Site last updated 1st February 2012
Peak District Air Accident Research

Peak District Air Accident Research

Peak District Air Accident Research

 

Whitley Mk.V P5009 of No.10 Bombing & Gunnery School, Dumfries, crashed at Loch Enoch on the 27th November 1940.

 

Crew / Passengers Rank - If Applicable Position e.g. Pilot Status
Leon Szamrajew Pilot Officer (PAF) Pilot Killed 
Jerzy Luszczewski Sergeant (PAF) Pilot  Killed
Douglas Barnes Aircraftman 1st Class - Killed (Missing)

 

The aircraft had taken off from Dumfries for a short flight to West Freugh near Stranraer, though the unit ORB recorded the flight as being the opposite direction, so that a group of officers could be collected and brought to Dumfries. The aircraft was tracked by the Royal Observer Corps as far as Dalry on the eastern side of the mountains. Nothing more was seen or heard of the aircraft until wreckage was discovered by a shepherd at Loch Enoch to the north of Glen Trool on the 11th December.

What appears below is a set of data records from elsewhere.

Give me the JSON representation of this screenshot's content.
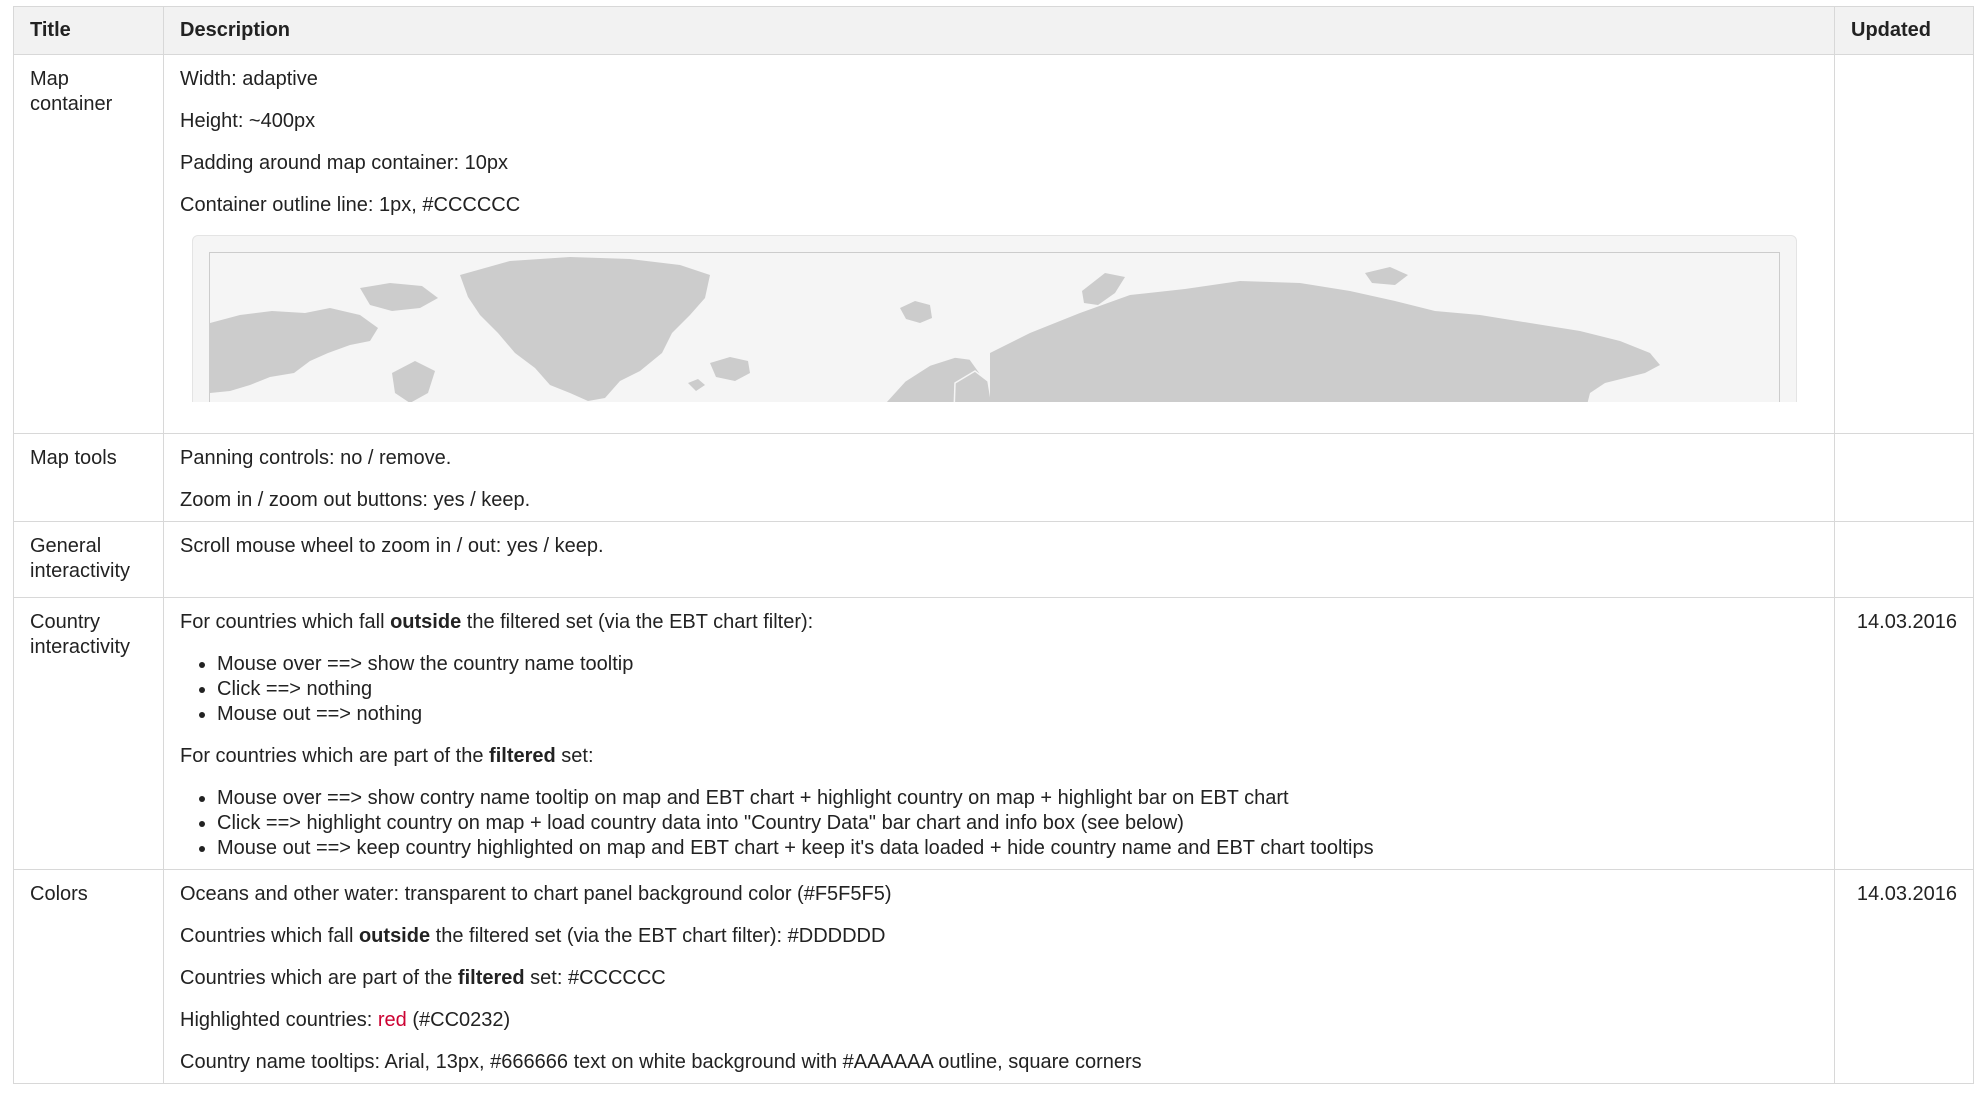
{
  "table": {
    "headers": {
      "title": "Title",
      "description": "Description",
      "updated": "Updated"
    },
    "rows": [
      {
        "title": "Map container",
        "paragraphs": [
          "Width: adaptive",
          "Height: ~400px",
          "Padding around map container: 10px",
          "Container outline line: 1px, #CCCCCC"
        ],
        "updated": ""
      },
      {
        "title": "Map tools",
        "paragraphs": [
          "Panning controls: no / remove.",
          "Zoom in / zoom out buttons: yes / keep."
        ],
        "updated": ""
      },
      {
        "title": "General interactivity",
        "paragraphs": [
          "Scroll mouse wheel to zoom in / out: yes / keep."
        ],
        "updated": ""
      },
      {
        "title": "Country interactivity",
        "outside_intro": {
          "pre": "For countries which fall ",
          "bold": "outside",
          "post": " the filtered set (via the EBT chart filter):"
        },
        "outside_items": [
          "Mouse over ==> show the country name tooltip",
          "Click ==> nothing",
          "Mouse out ==> nothing"
        ],
        "filtered_intro": {
          "pre": "For countries which are part of the ",
          "bold": "filtered",
          "post": " set:"
        },
        "filtered_items": [
          "Mouse over ==> show contry name tooltip on map and EBT chart + highlight country on map + highlight bar on EBT chart",
          "Click ==> highlight country on map + load country data into \"Country Data\" bar chart and info box (see below)",
          "Mouse out ==> keep country highlighted on map and EBT chart + keep it's data loaded + hide country name and EBT chart tooltips"
        ],
        "updated": "14.03.2016"
      },
      {
        "title": "Colors",
        "oceans": "Oceans and other water: transparent to chart panel background color (#F5F5F5)",
        "outside": {
          "pre": "Countries which fall ",
          "bold": "outside",
          "post": " the filtered set (via the EBT chart filter): #DDDDDD"
        },
        "filtered": {
          "pre": "Countries which are part of the ",
          "bold": "filtered",
          "post": " set: #CCCCCC"
        },
        "highlighted": {
          "pre": "Highlighted countries: ",
          "red": "red",
          "post": " (#CC0232)"
        },
        "tooltips": "Country name tooltips: Arial, 13px, #666666 text on white background with #AAAAAA outline, square corners",
        "updated": "14.03.2016"
      }
    ]
  },
  "colors": {
    "filtered_country": "#CCCCCC",
    "outside_country": "#DDDDDD",
    "highlight": "#CC0232",
    "panel_background": "#F5F5F5",
    "outline": "#CCCCCC"
  }
}
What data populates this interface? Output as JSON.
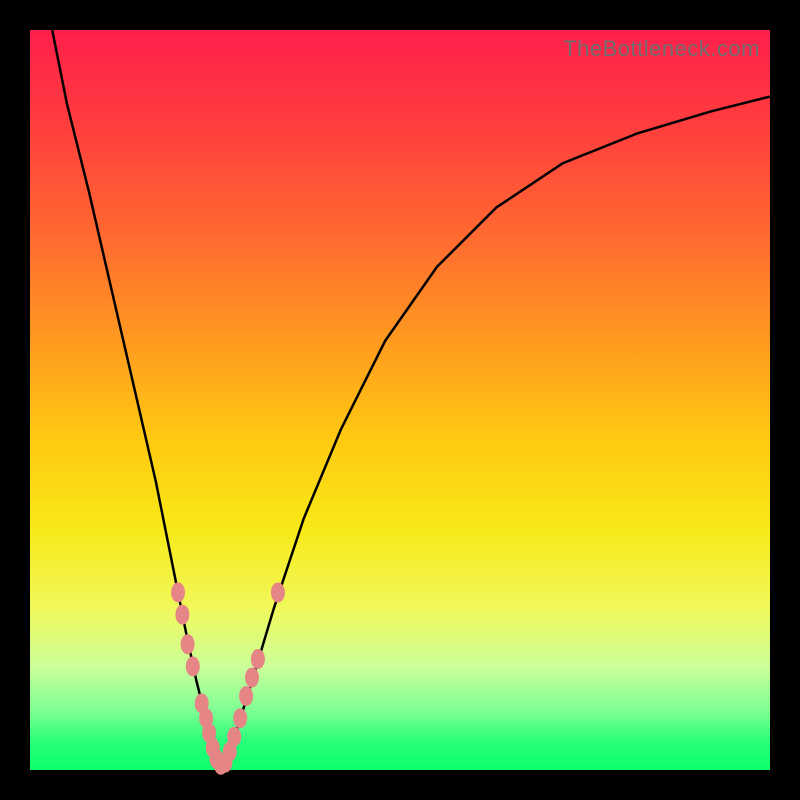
{
  "watermark": "TheBottleneck.com",
  "colors": {
    "frame": "#000000",
    "gradient_top": "#ff1f4b",
    "gradient_bottom": "#0bff6d",
    "curve": "#000000",
    "markers": "#e58585"
  },
  "chart_data": {
    "type": "line",
    "title": "",
    "xlabel": "",
    "ylabel": "",
    "xlim": [
      0,
      100
    ],
    "ylim": [
      0,
      100
    ],
    "series": [
      {
        "name": "bottleneck-curve",
        "x": [
          3,
          5,
          8,
          11,
          14,
          17,
          19,
          21,
          22.5,
          24,
          25,
          25.8,
          26.5,
          27.5,
          30,
          33,
          37,
          42,
          48,
          55,
          63,
          72,
          82,
          92,
          100
        ],
        "y": [
          100,
          90,
          78,
          65,
          52,
          39,
          29,
          19,
          12,
          6,
          2,
          0.5,
          1.5,
          4,
          12,
          22,
          34,
          46,
          58,
          68,
          76,
          82,
          86,
          89,
          91
        ]
      }
    ],
    "markers": [
      {
        "x": 20.0,
        "y": 24
      },
      {
        "x": 20.6,
        "y": 21
      },
      {
        "x": 21.3,
        "y": 17
      },
      {
        "x": 22.0,
        "y": 14
      },
      {
        "x": 23.2,
        "y": 9
      },
      {
        "x": 23.8,
        "y": 7
      },
      {
        "x": 24.2,
        "y": 5
      },
      {
        "x": 24.7,
        "y": 3
      },
      {
        "x": 25.2,
        "y": 1.5
      },
      {
        "x": 25.8,
        "y": 0.7
      },
      {
        "x": 26.4,
        "y": 1
      },
      {
        "x": 27.0,
        "y": 2.5
      },
      {
        "x": 27.6,
        "y": 4.5
      },
      {
        "x": 28.4,
        "y": 7
      },
      {
        "x": 29.2,
        "y": 10
      },
      {
        "x": 30.0,
        "y": 12.5
      },
      {
        "x": 30.8,
        "y": 15
      },
      {
        "x": 33.5,
        "y": 24
      }
    ],
    "legend": false,
    "grid": false
  }
}
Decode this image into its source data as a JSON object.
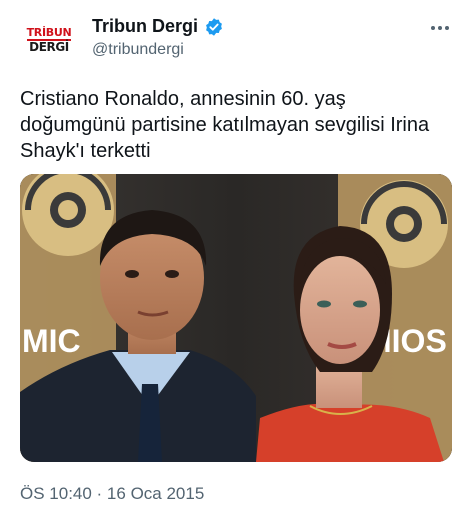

A party of 35 airmen and 1 officer were sent out from Dumfries to recover the bodies of the crew but they could only locate those of the two pilots, recording "bodies of missing Polish Officer and Sergeant found near wrecked machine, no trace, however, of English occupant AC Barnes". The aircraft had crashed on an outcrop adjacent to the Loch and a large portion of the aircraft had ended up in the water. It was therefore assumed that AC Barnes' body was trapped in that wreckage and was beyond reach. He was recorded on the Runnymede Memorial in Surrey as missing.

 

The remaining wreckage is mainly in the form of corrugated sheets from within the wings, such as this section lying in a pool, the loch is over the small rise in the background.

 

Another photograph of more sections lying in a wet area.

 

Further pieces lie on slightly drier ground nearby.

 

The two Polish crew members were buried in a joint grave at Dumfries (St Andrew's) Roman Catholic Cemetery.